Ohne den Tourismus wäre der Erfolg der Naturkäserei nicht möglich. Die Menschen, die die Natur und die Berge schätzen, schätzen auch unsere Produkte und unsere Arbeit. Das ist wichtig für unsere Landwirte, die wiederum durch ihre wertvolle Arbeit die Landschaftsstruktur erhalten, ohne diese die Urlauber und Tagesausflügler nicht ins Tal kommen würden. Außerdem stehen wir für die Ernährungssicherheit abseits globaler Strukturen. In der Käserei und am „coolen Kollegen“, unserem Käseautomaten auf dem Parkplatz, kann man sich jederzeit mit einer gescheiten Brotzeit für schöne Aktivitäten und Touren in unserem Bergsteigerdorf eindecken.

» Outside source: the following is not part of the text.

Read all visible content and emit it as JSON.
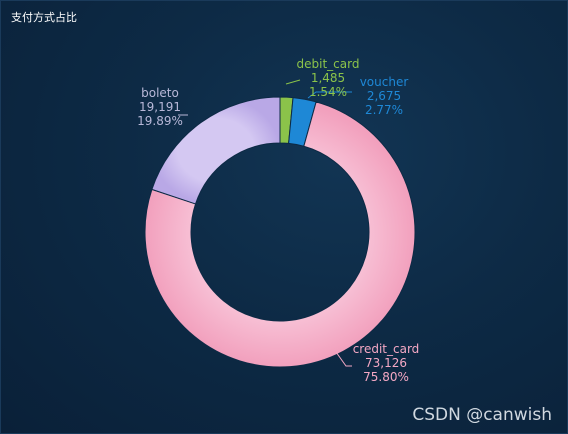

Ihr arbeitet rundum nachhaltig. Was gehört außer der Heumilchproduktion noch dazu?

Unsere Energieversorgung ist ebenfalls nachhaltig. Die Hackschnitzelheizung wird mit Holz aus heimischen Wäldern versorgt, dabei ist auch die Bewirtschaftung des Bergwaldes ein wichtiger Faktor, etwa für den Lawinen- und Erosionsschutz. Auf dem Dach haben wir eine Photovoltaikanlage und es ist eine sogenannte Grundwasserkühlung installiert.

Was sind bei eurer Arbeit die größten Herausforderungen?

Die Qualitätsstandards zu halten und auch als Genossenschaft gemeinsam vorwärtszukommen ist uns wichtig. Und dass wir bei allem Erfolg nicht stehenbleiben, sondern uns weiterentwickeln. Mit Wolfgang Rebensburg und Josef Stadler im Vorstandsteam der Genossenschaft kommen wir gut voran. Eine große Herausforderung ist auch ein günstiger Wohnraum für die Mitarbeiter.

Im Rahmen der Veranstaltung „Natürlich! Kreuth.“ bietet ihr eine „Kuhl Tour“ an mit Stallführung am Schärfhof und Führung in der Naturkäserei…

Sie richtet sich an alle, die neugierig sind auf einen Besuch im „Wohlfühl-Stall“ auf unserem Hof, wo man sehen kann, wie unsere vierbeinigen Mitarbeiterinnen „Godl, Ricola oder Ramona“ täglich für den hochwertigen Rohstoff „Heumilch“ sorgen. Dabei lässt sich der ganze Prozess miterleben: Von der Kuh bis zum Käse. Und wer möchte, kann Stallführung und Käsereibesichtigung gleich mit einem schönen Spaziergang verbinden.

Welche Rolle spielen die Almen als Teil der Kulturlandschaft?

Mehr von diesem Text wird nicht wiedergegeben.